I sought out home workout options I could do with minimal equipment in my bedroom. YouTube and a monthly subscription to a fitness app with 30-minute video workouts are what saved me from sedentary anxiety. But as I worked out in the safety of my own home, I realized how many times I was adapting the workout to my body in ways the instructor was not talking about. From my own background in group fitness instruction, I knew tricks and tips that were not necessarily obvious to everybody out there who could benefit from some exercise.
For example, every exercise can be adapted to be low impact. A common misconception is that low impact exercise is easy, but it just means at least one of your feet stays on the floor at all times. Squats are low impact, but can definitely work up a sweat. Low impact can be less cardio intense, but more importantly, it is easier on joints. To adapt a high impact move, if the person in the video is running, march in place instead. If they are doing squat jumps, just do squats or do a squat followed by a heel lift to work the calves. If they are doing jumping jacks, do just the arms, or do the arms and alternative tapping out one foot at a time. To get your heart rate up without jumping, move your arms a lot, especially over your head, move quickly without taking both feet off the ground at once, and get low in your squats or lunges.
Planks and push-ups can be tough if you have muscle weakness. Often, videos will give you the option of doing them from your knees, but sometimes that’s still too intense. Another option is to use a countertop or wall. Stand a couple of feet away, squeeze the muscles of your butt and core to keep your whole body stiff and straight from head to foot, then lean towards the wall, coming up on your toes.
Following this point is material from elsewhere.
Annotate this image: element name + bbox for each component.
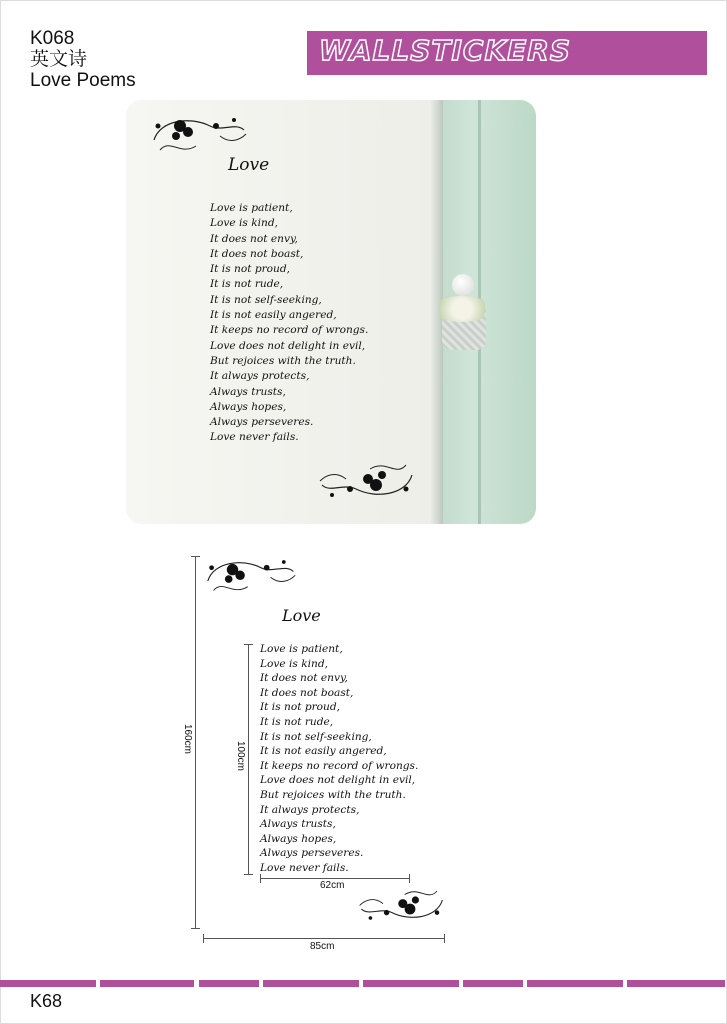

If it is too easy, step further away or find a lower counter or the seat of a chair. This adaption is also good if your wrists start hurting before anything else on these moves.
If you are doing a workout with a lot of balancing on one leg and that’s not possible for you that day, keep your weight on just one leg, but put the other foot lightly on the ground. And one of the joys of working out at home is that there’s no one there to judge you, so use whatever tools you need: touch a wall or use the back of a chair so you can lift the leg.
One video I like has you lying on your back in bridge position (shoulders on the ground, legs bent and feet flat, butt off the ground), then putting one leg into the air and pulsing so your butt drops and raises by a couple of inches. It is too much for me at this point, but just holding the bridge position is a good challenge for me. Simplify or do partial moves whenever that works better for you. Any part you can do is a win!
Another option for fatigue, pain in the legs, joint problems and so on is to get a sturdy chair, sit on the edge if you can, get your core muscles involved by tightening everything like you are about to be hit in the stomach, and then imitate the movements of the instructor while staying seated. March your legs, swing your arms, and don’t worry about how it might look! I especially like this for boxing-style workouts.
Doing a safe workout that works for you is more important than doing the move exactly as shown. Pay attention to instructions that involve safety, try to engage the right muscles, and keep moving, even if it is just marching in place while the video counts off burpees. Before I got sick, a good workout meant doing every squat deep and doing every jump high. Since then, my body has changed, my needs have changed, so my workout has changed. A good workout is any where I get moving and get sweating. May it be so for you, too!